We comprehensively reviewed the literature for original studies examining the efficacy of IGF-1 in treating PNI. We queried the PubMed and Embase databases for terms including “Insulin-Like Growth Factor I,” “IGF1,” “IGF-1,” “somatomedin C,” “PNIs,” “peripheral nerves,” “nerve injury,” “nerve damage,” “nerve trauma,” “nerve crush,” “nerve regeneration,” and “nerve repair.” Following title review, our search yielded 218 results. Inclusion criteria included original basic science studies utilizing IGF-1 as a means of addressing PNI. Following abstract review, 56 studies were sorted by study type and mechanism of delivery into the following categories: (1) in vitro, (2) in vivo endogenous upregulation of IGF-1, or (3) in vivo delivery of exogenous IGF-1. Studies included in the in vivo exogenous IGF-1 group were further sub-stratified into systemic or local delivery, and the local IGF-1 delivery methods were further sub-divided into free IGF-1 injection, hydrogel, or mini-pump studies.
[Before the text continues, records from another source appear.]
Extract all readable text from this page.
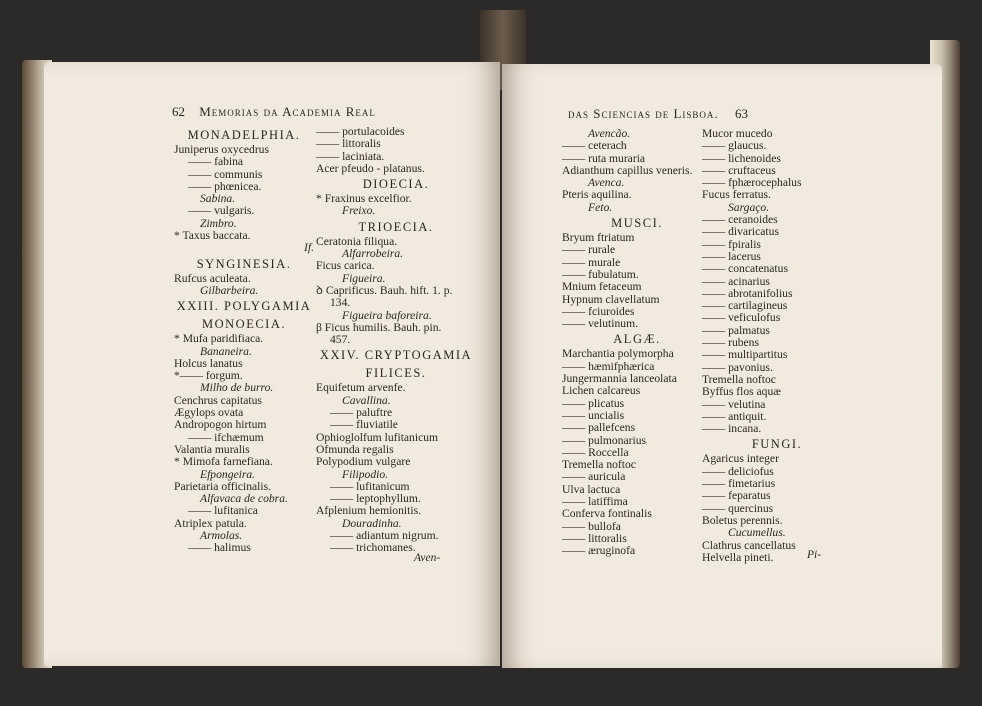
62 Memorias da Academia Real
MONADELPHIA.
Juniperus oxycedrus
—— fabina
—— communis
—— phœnicea.
Sabina.
—— vulgaris.
Zimbro.
* Taxus baccata.
If.
SYNGINESIA.
Rufcus aculeata.
Gilbarbeira.
XXIII. POLYGAMIA
MONOECIA.
* Mufa paridifiaca.
Bananeira.
Holcus lanatus
*—— forgum.
Milho de burro.
Cenchrus capitatus
Ægylops ovata
Andropogon hirtum
—— ifchæmum
Valantia muralis
* Mimofa farnefiana.
Efpongeira.
Parietaria officinalis.
Alfavaca de cobra.
—— lufitanica
Atriplex patula.
Armolas.
—— halimus
—— portulacoides
—— littoralis
—— laciniata.
Acer pfeudo - platanus.
DIOECIA.
* Fraxinus excelfior.
Freixo.
TRIOECIA.
Ceratonia filiqua.
Alfarrobeira.
Ficus carica.
Figueira.
ꝺ Caprificus. Bauh. hift. 1. p.
134.
Figueira baforeira.
β Ficus humilis. Bauh. pin.
457.
XXIV. CRYPTOGAMIA
FILICES.
Equifetum arvenfe.
Cavallina.
—— paluftre
—— fluviatile
Ophioglolfum lufitanicum
Ofmunda regalis
Polypodium vulgare
Filipodio.
—— lufitanicum
—— leptophyllum.
Afplenium hemionitis.
Douradinha.
—— adiantum nigrum.
—— trichomanes.
Aven-
das Sciencias de Lisboa. 63
Avencão.
—— ceterach
—— ruta muraria
Adianthum capillus veneris.
Avenca.
Pteris aquilina.
Feto.
MUSCI.
Bryum ftriatum
—— rurale
—— murale
—— fubulatum.
Mnium fetaceum
Hypnum clavellatum
—— fciuroides
—— velutinum.
ALGÆ.
Marchantia polymorpha
—— hæmifphærica
Jungermannia lanceolata
Lichen calcareus
—— plicatus
—— uncialis
—— pallefcens
—— pulmonarius
—— Roccella
Tremella noftoc
—— auricula
Ulva lactuca
—— latiffima
Conferva fontinalis
—— bullofa
—— littoralis
—— æruginofa
Mucor mucedo
—— glaucus.
—— lichenoides
—— cruftaceus
—— fphærocephalus
Fucus ferratus.
Sargaço.
—— ceranoides
—— divaricatus
—— fpiralis
—— lacerus
—— concatenatus
—— acinarius
—— abrotanifolius
—— cartilagineus
—— veficulofus
—— palmatus
—— rubens
—— multipartitus
—— pavonius.
Tremella noftoc
Byffus flos aquæ
—— velutina
—— antiquit.
—— incana.
FUNGI.
Agaricus integer
—— deliciofus
—— fimetarius
—— feparatus
—— quercinus
Boletus perennis.
Cucumellus.
Clathrus cancellatus
Helvella pineti.	Pi-
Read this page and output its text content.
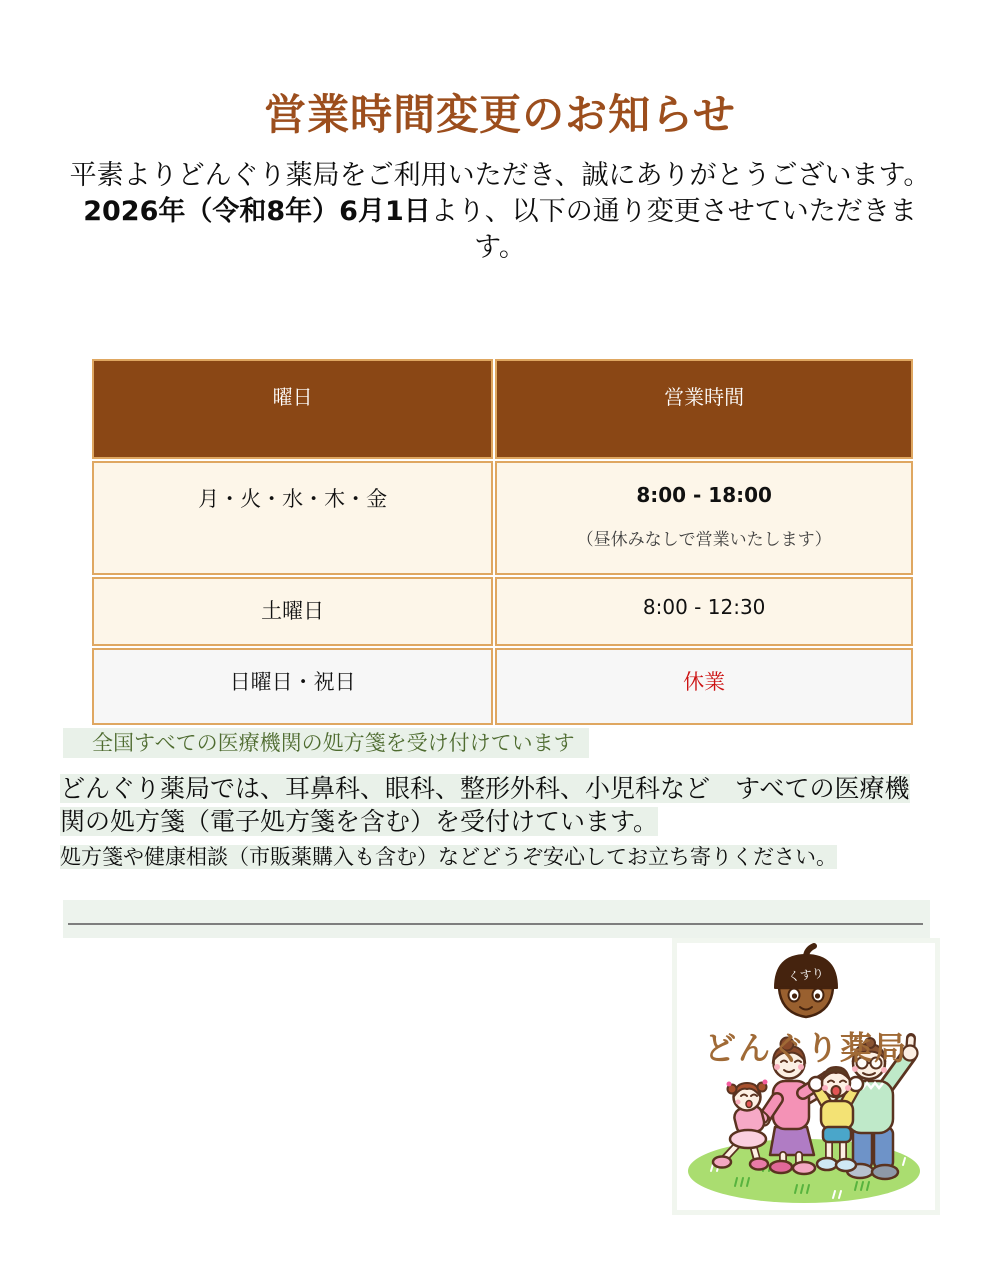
営業時間変更のお知らせ
平素よりどんぐり薬局をご利用いただき、誠にありがとうございます。
2026年（令和8年）6月1日より、以下の通り変更させていただきます。
曜日	営業時間
月・火・水・木・金	8:00 - 18:00
（昼休みなしで営業いたします）

土曜日	8:00 - 12:30
日曜日・祝日	休業
全国すべての医療機関の処方箋を受け付けています

どんぐり薬局では、耳鼻科、眼科、整形外科、小児科など　すべての医療機関の処方箋（電子処方箋を含む）を受付けています。

処方箋や健康相談（市販薬購入も含む）などどうぞ安心してお立ち寄りください。

くすり
どんぐり薬局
Following categorization by mechanism of IGF-1 delivery, the optimal dosage range for each group was calculated by converting all reported IGF-1 dosages to nM for ease of comparison using the standard molecular weight of IGF-1 of 7649 Daltons. After standardization of dosages to nM, the IGF-1 concentration reported as optimal from each study was used to calculate the overall mean, median, and range of optimal IGF-1 dosage for each group.